Een Nederlandse bv, onderdeel van een Franse concern, heeft twee aandelenparticipatieplannen geïmplementeerd. Het eerste plan richt zich op alle werknemers, waarbij zij uit eigen middelen aandelen van de Franse moedermaatschappij kunnen kopen en voorwaardelijke extra aandelen krijgen na drie jaar dienstverband. Het tweede plan is een incentiveplan voor directieleden die om niet voorwaardelijke extra aandelen krijgen op basis van prestatiedoelen. Voor beide plannen vormt de bv commerciële voorzieningen en ontvangt facturen van de Franse moedermaatschappij bij het onvoorwaardelijk worden van de aandelen. Over 2017 wil de bv kosten van €2.699.638 aftrekken.

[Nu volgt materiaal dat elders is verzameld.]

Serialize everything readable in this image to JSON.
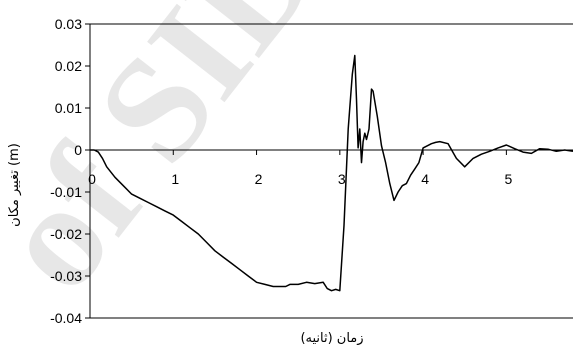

Wettekst laat geen andere interpretatie toe
De rechtbank oordeelt dat artikel 10-1-j van de Wet Vpb de aftrek van deze kosten verhindert. Hoewel de bv argumenteert dat de aftrekbeperking wetshistorisch beperkt is tot situaties waarin geen verarmingsmogelijkheden bestaan maar slechts verwatering van aandelenbelang, wijst de rechtbank dit af. De wettekst laat volgens de rechtbank geen andere conclusie toe dan dat kosten ook in afwijkende situaties niet aftrekbaar zijn. Het artikel grijpt aan bij de daadwerkelijke toekenning van aandelenrechten en het toekenningsmoment markeert het ontstaan van pseudo-aandeelhouderschap.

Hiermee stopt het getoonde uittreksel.